Application Information: IBM MQ 9.2, Cloudera CDP 7.1.6, Spark 2.4.5
I am upgrading the spark code from Spark 1.6 to Spark 2.4.5. I have a json content (complex schema) push to the MQ Queue which the message length exceed 4096. I able to read the json file with the same content directly but when the same content push to the MQ, I got the corrupt record when I try to print the schema using below code.
val myMsg = JmsStreamUtils.createAsynchronousJmsQueueStream(ssc, MQConsumerFactory(host,port.toInt, qm, qn, user, credentials, qc), converter, Session.AUTO_ACKNOWLEDGE, StorageLevel.MEMORY_AND_DISK_SER)
myMsg.foreachRDD(rdd => {
val sqlContext = SparkSession.builder.getOrCreate()
val myDS = sqlContext.createDataset(rdd)
val readJson = sqlContext.read.json(myDS)
readJson.printSchema()
rdd.collect().foeach(println)
}
When I issue the rdd.collect().foreach(println)
, it only shows 4095 character in the log file.
Is there any clue what could be the reason for the corrupt record ?
My run.sh
APPNAME="$(basename "$PWD")"
DIR="$( cd "$( dirname "${BASH_SOURCE[0]}" )" && pwd )"
CDPPATH="/opt/cloudera/parcels/CDH/lib"
MQJARPH="/spark/mqjars"
LOGPH="/sparklogs"
JARLIST="$MQJARPH/MQCredentialUtil.jar,$MQJARPH/spark-core_2.11-1.5.2.logging.jar,$MQJARPH/config-1.3.0.jar,$MQJARPH/com.ibm.mq.allclient.jar,$MQJARPH/fscontext.jar,$MQJARPH/guava-15.0-rc1.jar,$MQJARPH/javax.jms.jar,$MQJARPH/jta.jar,$MQJARPH/spark-jms-receiver-0.1.2-s_2.11.jar,$MQJARPH/spark-mq-jms-receiver_2.11-0.0.1-SNAPSHOT.jar,$MQJARPH/jms.jar,$MQJARPH/providerutil.jar"

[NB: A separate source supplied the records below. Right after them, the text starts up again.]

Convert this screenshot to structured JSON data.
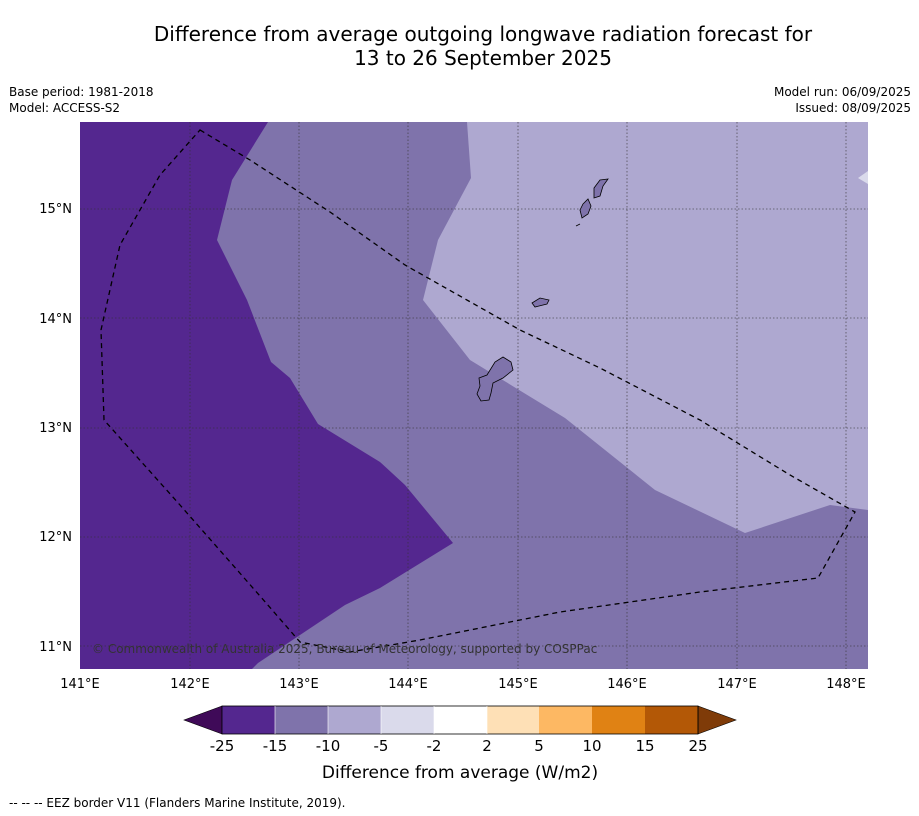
{
  "header": {
    "title_line1": "Difference from average outgoing longwave radiation forecast for",
    "title_line2": "13 to 26 September 2025",
    "base_period": "Base period: 1981-2018",
    "model": "Model: ACCESS-S2",
    "model_run": "Model run: 06/09/2025",
    "issued": "Issued: 08/09/2025"
  },
  "map": {
    "copyright": "© Commonwealth of Australia 2025, Bureau of Meteorology, supported by COSPPac",
    "lon_labels": [
      "141°E",
      "142°E",
      "143°E",
      "144°E",
      "145°E",
      "146°E",
      "147°E",
      "148°E"
    ],
    "lat_labels": [
      "15°N",
      "14°N",
      "13°N",
      "12°N",
      "11°N"
    ],
    "region_colors": {
      "minus_25_to_minus_15": "#54278f",
      "minus_15_to_minus_10": "#7f73ab",
      "minus_10_to_minus_5": "#aea8d0"
    }
  },
  "legend": {
    "label": "Difference from average (W/m2)",
    "ticks": [
      "-25",
      "-15",
      "-10",
      "-5",
      "-2",
      "2",
      "5",
      "10",
      "15",
      "25"
    ],
    "colors": [
      "#3f0a58",
      "#54278f",
      "#7f73ab",
      "#aea8d0",
      "#dadaeb",
      "#ffffff",
      "#fee0b6",
      "#fdb863",
      "#e08214",
      "#b35806",
      "#7f3b08"
    ]
  },
  "footer": {
    "eez_note": "--  --  -- EEZ border V11 (Flanders Marine Institute, 2019)."
  }
}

$CDPPATH/spark/bin/spark-submit --master local[2] --conf spark.ui.enabled=false --jars $JARLIST --packages com.databricks:spark-csv_2.11:1.5.0 --class sparkintegration.SparkMQ "$DIR/target/scala-2.11/spark-mq-jms_2.11-0.0.1-SNAPSHOT.jar" >> $LOGPH/"$APPNAME-application-log.out" 2>> $LOGPH/"$APPNAME-log.out"
Is there any configuration setting to increase the buffer size/string length at spark end?